[ClusterLabs] General Capabilities Question
Ken Gaillot
kgaillot at redhat.com
Fri Apr 13 12:57:45 EDT 2018
On Thu, 2018-04-12 at 21:09 -0700, Cliff Burdick wrote:
> Hi, I had a general question about Pacemaker to see if it would work
> for a somewhat unique situation. I have a cluster of 10 active
> machines + 2 standby that each have 3 interfaces (2 control, 1
> management). I want each of the control interfaces to use virtual
> IPs, such that if any of those 10 nodes fail, one of the two standby
> nodes can assume the virtual IPs of the failed node. For the virtual
> IPs, I wanted the failover to happen entirely in userspace and
> essentially just receive a notification that a node failed, and allow
> my application on the standby node to do all of the virtual IP
> reconfiguration. By userspace I mean that these interfaces are
> typically not configured by Linux, so the failure of those interfaces
> and the configuration would be done by a user script.
>
> The reason I'm looking at pacemaker is it appears to be robust on
> node failure detections, and the STONITH is something I'd like to do.
> Is this something pacemaker could be configured to do, and if so,
> which part of the documentation should I focus on?
Yes, that's what Pacemaker is designed for.

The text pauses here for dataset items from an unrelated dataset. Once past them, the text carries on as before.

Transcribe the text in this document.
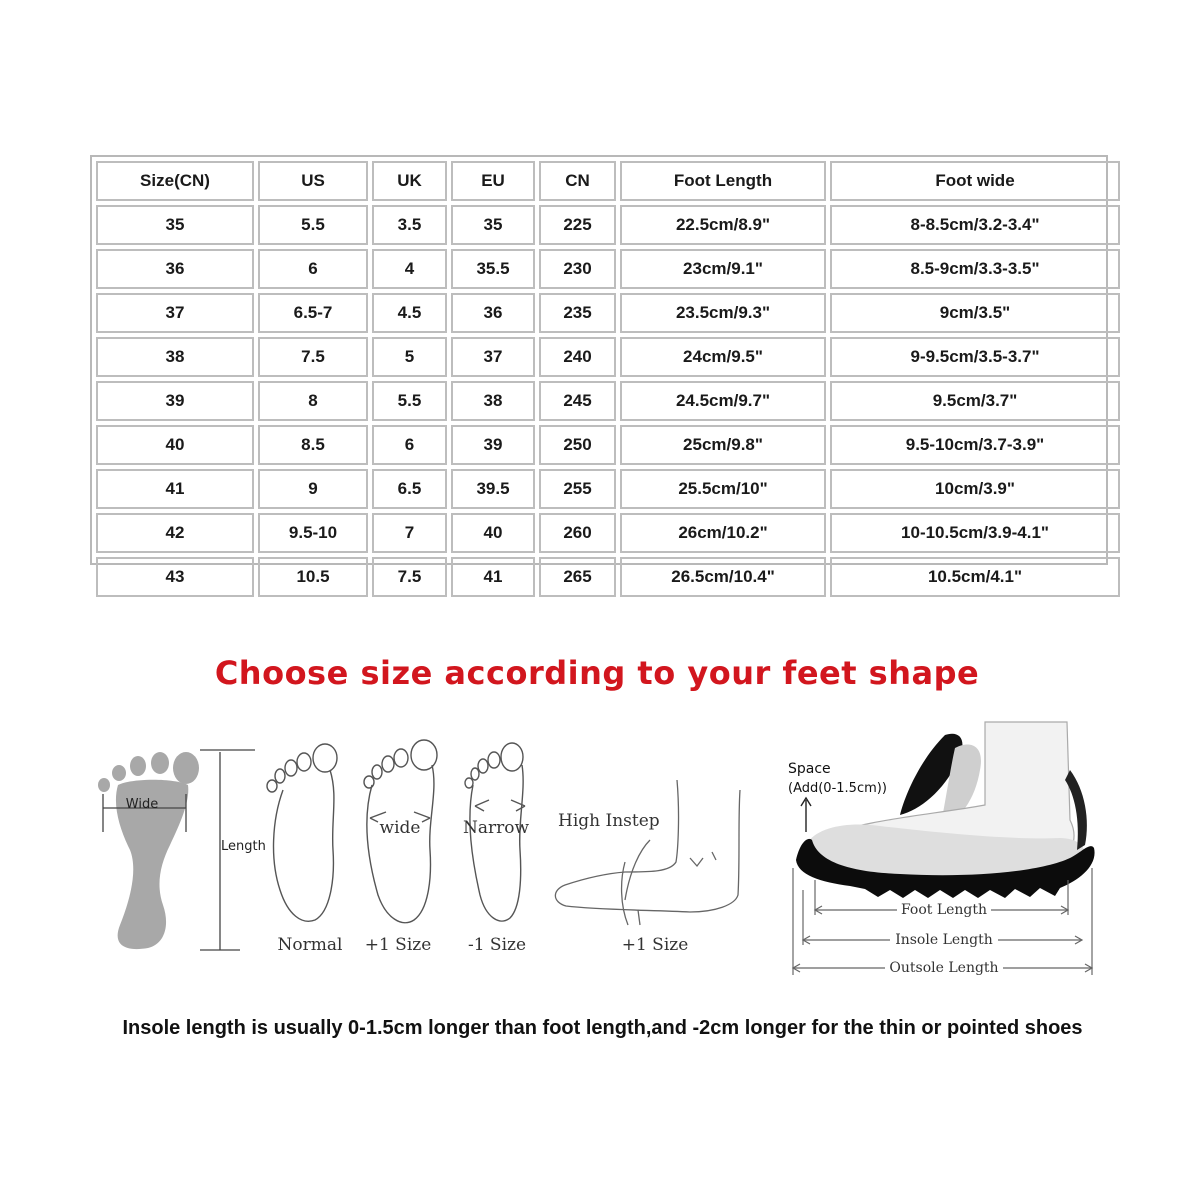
Size(CN)	US	UK	EU	CN	Foot Length	Foot wide
35	5.5	3.5	35	225	22.5cm/8.9"	8-8.5cm/3.2-3.4"
36	6	4	35.5	230	23cm/9.1"	8.5-9cm/3.3-3.5"
37	6.5-7	4.5	36	235	23.5cm/9.3"	9cm/3.5"
38	7.5	5	37	240	24cm/9.5"	9-9.5cm/3.5-3.7"
39	8	5.5	38	245	24.5cm/9.7"	9.5cm/3.7"
40	8.5	6	39	250	25cm/9.8"	9.5-10cm/3.7-3.9"
41	9	6.5	39.5	255	25.5cm/10"	10cm/3.9"
42	9.5-10	7	40	260	26cm/10.2"	10-10.5cm/3.9-4.1"
43	10.5	7.5	41	265	26.5cm/10.4"	10.5cm/4.1"
Choose size according to your feet shape
Wide
Length
Normal
wide
+1 Size
Narrow
-1 Size
High Instep
+1 Size
Space
(Add(0-1.5cm))
Foot Length
Insole Length
Outsole Length
Insole length is usually 0-1.5cm longer than foot length,and -2cm longer for the thin or pointed shoes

I recommend starting with
the "Clusters from Scratch" document to get familiar with the basics.
Then you can look at "Pacemaker Explained" to get detailed info about
particular configuration options (especially constraints).
I'm not sure what your interface/VIP stuff does, but you probably want
to write your own OCF resource agent (see IPaddr2 as an example) to
manage the IP, and let Pacemaker call it as needed.